Quick Preliminary Analysis on Cosmos Updated SDK Codes on Github

Cosmos team announced earlier this morning (GMT+8) that a critical security vulnerability was found on CosmosSDK two days ago, and a corresponding patch was subsequently released (https://github.com/cosmos/cosmos-sdk/tree/release/v0.34.6) in v 0.34.6 of the CosmosSDK. Related technical details shall be disclosed within 7 to 10 business days. Also, Cosmos team said that they are coordinating a hard fork to upgrade the Cosmos mainnet, and are reaching out to validators to ensure that they are available to respond during the network transition at block height 482100.
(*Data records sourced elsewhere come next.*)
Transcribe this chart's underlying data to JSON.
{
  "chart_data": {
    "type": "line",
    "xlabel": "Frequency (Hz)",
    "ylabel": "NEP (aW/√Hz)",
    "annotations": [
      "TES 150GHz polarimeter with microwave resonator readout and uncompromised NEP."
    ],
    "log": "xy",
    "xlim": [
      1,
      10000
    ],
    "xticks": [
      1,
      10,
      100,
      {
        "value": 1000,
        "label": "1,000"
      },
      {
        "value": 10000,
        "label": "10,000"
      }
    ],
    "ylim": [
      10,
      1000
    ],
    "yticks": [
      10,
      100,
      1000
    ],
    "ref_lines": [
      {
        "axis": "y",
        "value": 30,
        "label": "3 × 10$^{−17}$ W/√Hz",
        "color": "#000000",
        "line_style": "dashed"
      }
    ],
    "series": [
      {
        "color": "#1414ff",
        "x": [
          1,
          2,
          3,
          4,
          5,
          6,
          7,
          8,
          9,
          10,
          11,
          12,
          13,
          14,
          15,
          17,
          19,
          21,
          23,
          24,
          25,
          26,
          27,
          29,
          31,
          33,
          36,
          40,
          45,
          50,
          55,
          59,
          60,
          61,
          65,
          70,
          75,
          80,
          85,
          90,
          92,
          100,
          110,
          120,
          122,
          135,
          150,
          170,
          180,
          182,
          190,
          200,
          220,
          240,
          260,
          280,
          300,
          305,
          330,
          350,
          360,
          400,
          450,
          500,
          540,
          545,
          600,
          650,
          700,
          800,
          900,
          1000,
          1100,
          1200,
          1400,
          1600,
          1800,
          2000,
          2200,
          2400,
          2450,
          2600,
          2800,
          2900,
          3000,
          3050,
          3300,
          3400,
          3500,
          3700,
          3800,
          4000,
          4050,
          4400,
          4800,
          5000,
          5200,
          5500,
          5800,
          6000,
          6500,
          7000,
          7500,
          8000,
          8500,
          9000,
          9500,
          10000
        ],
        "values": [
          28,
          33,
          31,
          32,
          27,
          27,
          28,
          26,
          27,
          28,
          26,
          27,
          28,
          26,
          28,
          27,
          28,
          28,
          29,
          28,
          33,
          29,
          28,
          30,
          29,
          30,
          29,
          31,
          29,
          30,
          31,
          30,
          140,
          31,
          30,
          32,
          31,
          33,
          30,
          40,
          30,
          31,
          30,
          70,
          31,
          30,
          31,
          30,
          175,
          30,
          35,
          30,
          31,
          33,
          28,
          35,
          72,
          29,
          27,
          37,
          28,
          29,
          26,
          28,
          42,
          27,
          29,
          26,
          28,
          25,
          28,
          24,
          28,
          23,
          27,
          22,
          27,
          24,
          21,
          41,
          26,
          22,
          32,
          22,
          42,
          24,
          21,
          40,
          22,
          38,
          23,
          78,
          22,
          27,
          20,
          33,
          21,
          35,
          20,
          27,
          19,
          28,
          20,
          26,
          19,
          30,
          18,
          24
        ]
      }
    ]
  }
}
We, Beosin (Chengdu Lian’An Technology Co., Ltd.), took quick preliminary analysis on Cosmos updated SDK codes on github. In brief, this update’s highlight lies on undelegate logic. The former undelegate logic could result in an early termination of coins’ undelegation as it eyed on validator status. When the status read “unbonded”, coins were undelegated immediately without the checking for completion time. After updating, as long as the block height reaches 482100, that logic will be discarded, which means any undelegation of the coins requires a completion time. That’s what we currently found. Any other hazard that might be triggered by the former vulnerable code will be disclosed once by which our further analysis confirms.